If there’s a way to make buckets of money and secure obscene amounts of power by going door to door and talking about phosphene, then I guarantee you someone will do it.
Science says there are multiple realities. Can science please take me to this one?
The other day at a family gathering, I found myself explaining CRISPR in tones normally reserved for religious fervor.
Excuse me. Do you have time to hear about the good word of our Lady and Savior, Jennifer Doudna?
As a former Jehovah’s Witnesses turned atheist, you all have fun, but I’m not spending my Saturday knocking on doors anymore.
Good on you. Thank you for seeing reason. That was objectively awful.
I’m genuinely curious about how the average interaction went, given that you weren’t immediately turned away.
I’ll second what QuantumSparkles said. Mostly uninterested or feign interest so you go away. Rarely actual anger. People have an inherent politeness that kicks in here.
Not that someone inside could say it, but you tend to hope that people won’t come to the door. Lots of doorbells either don’t work or you can’t hear them from the outside, so you learn tricks to pretend to press it.
I was raised that way and got out in my late 20’s (way too long). 7/10 doors nobody answers, most of the people who do either say “no thank you” or “thanks but I have my own religion”, a fair amount of the time you’ll get someone who feigns interest and takes the material just so you’ll leave and they don’t have to feel impolite (it’s not impolite to say no). Sometimes you’ll get someone legit interested. Sometimes you’ll get someone who a n g e r y
That’s fascinating. If you don’t mind me asking what percentage would you say were angry? And where were you knocking? (Approximately).
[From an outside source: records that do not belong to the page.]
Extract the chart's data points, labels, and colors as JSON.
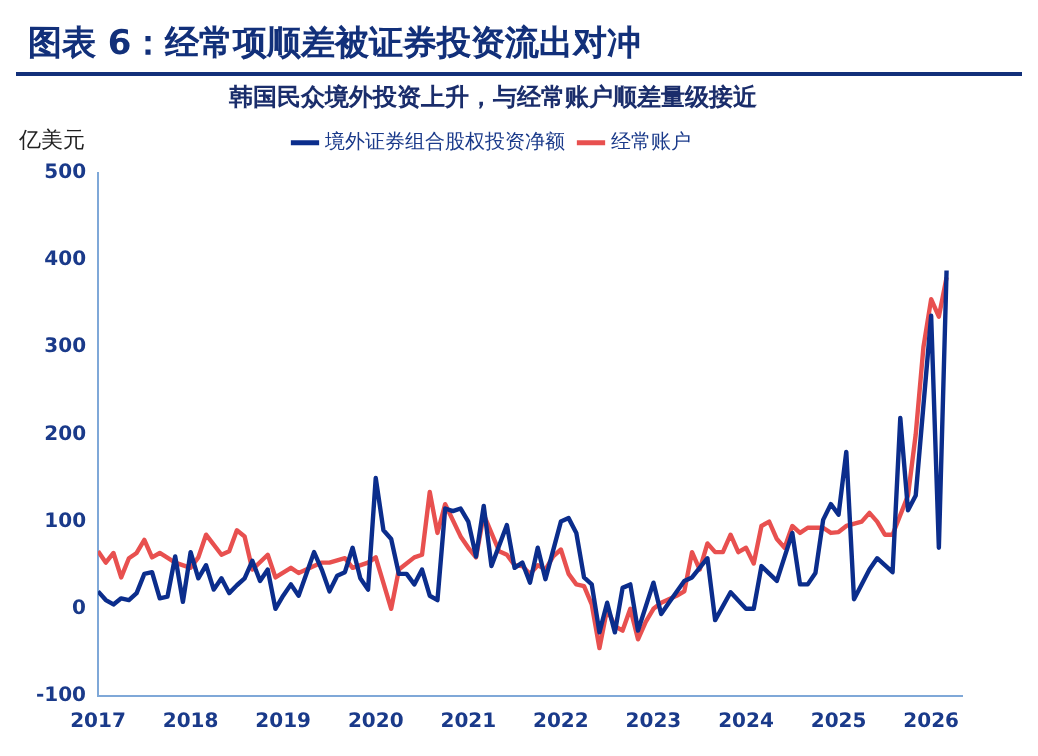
{
  "chart_data": {
    "type": "line",
    "title": "图表 6：经常项顺差被证券投资流出对冲",
    "subtitle": "韩国民众境外投资上升，与经常账户顺差量级接近",
    "ylabel": "亿美元",
    "xlim": [
      "2017-01",
      "2026-05"
    ],
    "xticks": [
      "2017",
      "2018",
      "2019",
      "2020",
      "2021",
      "2022",
      "2023",
      "2024",
      "2025",
      "2026"
    ],
    "ylim": [
      -100,
      500
    ],
    "yticks": [
      -100,
      0,
      100,
      200,
      300,
      400,
      500
    ],
    "grid": false,
    "legend": "top",
    "marker": "none",
    "line_style": "solid",
    "series": [
      {
        "name": "境外证券组合股权投资净额",
        "color": "#0b2d8c",
        "x": [
          "2017-01",
          "2017-02",
          "2017-03",
          "2017-04",
          "2017-05",
          "2017-06",
          "2017-07",
          "2017-08",
          "2017-09",
          "2017-10",
          "2017-11",
          "2017-12",
          "2018-01",
          "2018-02",
          "2018-03",
          "2018-04",
          "2018-05",
          "2018-06",
          "2018-07",
          "2018-08",
          "2018-09",
          "2018-10",
          "2018-11",
          "2018-12",
          "2019-01",
          "2019-02",
          "2019-03",
          "2019-04",
          "2019-05",
          "2019-06",
          "2019-07",
          "2019-08",
          "2019-09",
          "2019-10",
          "2019-11",
          "2019-12",
          "2020-01",
          "2020-02",
          "2020-03",
          "2020-04",
          "2020-05",
          "2020-06",
          "2020-07",
          "2020-08",
          "2020-09",
          "2020-10",
          "2020-11",
          "2020-12",
          "2021-01",
          "2021-02",
          "2021-03",
          "2021-04",
          "2021-06",
          "2021-07",
          "2021-08",
          "2021-09",
          "2021-10",
          "2021-11",
          "2022-01",
          "2022-02",
          "2022-03",
          "2022-04",
          "2022-05",
          "2022-06",
          "2022-07",
          "2022-08",
          "2022-09",
          "2022-10",
          "2022-11",
          "2023-01",
          "2023-02",
          "2023-03",
          "2023-05",
          "2023-06",
          "2023-08",
          "2023-09",
          "2023-11",
          "2024-01",
          "2024-02",
          "2024-03",
          "2024-05",
          "2024-07",
          "2024-08",
          "2024-09",
          "2024-10",
          "2024-11",
          "2024-12",
          "2025-01",
          "2025-02",
          "2025-03",
          "2025-05",
          "2025-06",
          "2025-08",
          "2025-09",
          "2025-10",
          "2025-11",
          "2026-01",
          "2026-02",
          "2026-03"
        ],
        "values": [
          20,
          10,
          5,
          12,
          10,
          18,
          40,
          42,
          12,
          14,
          60,
          8,
          65,
          35,
          50,
          22,
          35,
          18,
          27,
          35,
          55,
          32,
          45,
          0,
          15,
          28,
          15,
          40,
          65,
          45,
          20,
          38,
          42,
          70,
          35,
          22,
          150,
          90,
          80,
          40,
          40,
          28,
          45,
          15,
          10,
          115,
          112,
          115,
          100,
          60,
          118,
          49,
          96,
          47,
          53,
          30,
          70,
          34,
          100,
          104,
          87,
          36,
          28,
          -27,
          7,
          -27,
          24,
          28,
          -25,
          30,
          -6,
          7,
          32,
          36,
          58,
          -13,
          19,
          0,
          0,
          49,
          32,
          87,
          28,
          28,
          41,
          102,
          120,
          108,
          180,
          11,
          45,
          58,
          42,
          219,
          113,
          130,
          336,
          70,
          388
        ]
      },
      {
        "name": "经常账户",
        "color": "#e8504f",
        "x": [
          "2017-01",
          "2017-02",
          "2017-03",
          "2017-04",
          "2017-05",
          "2017-06",
          "2017-07",
          "2017-08",
          "2017-09",
          "2017-11",
          "2018-01",
          "2018-02",
          "2018-03",
          "2018-05",
          "2018-06",
          "2018-07",
          "2018-08",
          "2018-09",
          "2018-11",
          "2018-12",
          "2019-02",
          "2019-03",
          "2019-04",
          "2019-06",
          "2019-07",
          "2019-09",
          "2019-10",
          "2019-12",
          "2020-01",
          "2020-03",
          "2020-04",
          "2020-06",
          "2020-07",
          "2020-08",
          "2020-09",
          "2020-10",
          "2020-12",
          "2021-01",
          "2021-02",
          "2021-03",
          "2021-05",
          "2021-06",
          "2021-07",
          "2021-08",
          "2021-09",
          "2021-10",
          "2021-11",
          "2021-12",
          "2022-01",
          "2022-02",
          "2022-03",
          "2022-04",
          "2022-05",
          "2022-06",
          "2022-07",
          "2022-08",
          "2022-09",
          "2022-10",
          "2022-11",
          "2022-12",
          "2023-01",
          "2023-02",
          "2023-04",
          "2023-05",
          "2023-06",
          "2023-07",
          "2023-08",
          "2023-09",
          "2023-10",
          "2023-11",
          "2023-12",
          "2024-01",
          "2024-02",
          "2024-03",
          "2024-04",
          "2024-05",
          "2024-06",
          "2024-07",
          "2024-08",
          "2024-09",
          "2024-11",
          "2024-12",
          "2025-01",
          "2025-02",
          "2025-04",
          "2025-05",
          "2025-06",
          "2025-07",
          "2025-08",
          "2025-10",
          "2025-11",
          "2025-12",
          "2026-01",
          "2026-02",
          "2026-03"
        ],
        "values": [
          66,
          53,
          64,
          36,
          58,
          64,
          79,
          59,
          64,
          53,
          47,
          59,
          85,
          62,
          66,
          90,
          83,
          45,
          62,
          36,
          47,
          41,
          45,
          53,
          53,
          58,
          47,
          53,
          59,
          0,
          45,
          59,
          62,
          134,
          87,
          120,
          83,
          70,
          59,
          108,
          66,
          62,
          50,
          49,
          40,
          50,
          45,
          60,
          68,
          40,
          28,
          26,
          5,
          -45,
          0,
          -20,
          -25,
          0,
          -35,
          -15,
          0,
          7,
          15,
          20,
          65,
          45,
          75,
          65,
          65,
          85,
          65,
          70,
          52,
          95,
          100,
          80,
          70,
          95,
          87,
          93,
          93,
          87,
          88,
          95,
          100,
          110,
          100,
          85,
          85,
          130,
          200,
          300,
          355,
          335,
          380
        ]
      }
    ]
  }
}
I worked in a call centre for a summer (no hard sell but it was an awful job) and location and politeness were directly correlated.
I’ve only had one JW call to my door. I’m atheist a long time now. Well over thirty years but we had a very nice interaction. He called back a second and third time, bless his heart.
Very small percentage were angry, hostile, or adversarial. I’d say less than 10%. And we preached everywhere. That was the point. Suburban, rural, city, houses, apartments, even businesses
That’s fair
This sounds fascinating. I would totally invite them in.
It also reminds me of a horror story I read that had been written before heavier-than-air flight became possible, but seemed within reach. The story had been written just a few years before the Wright brothers success at Kitty Hawk.
The author imagined ferocious jellyfish-like creatures that lived in the upper atmosphere, and kept themselves aloft with gas-filled bodies. Interesting idea.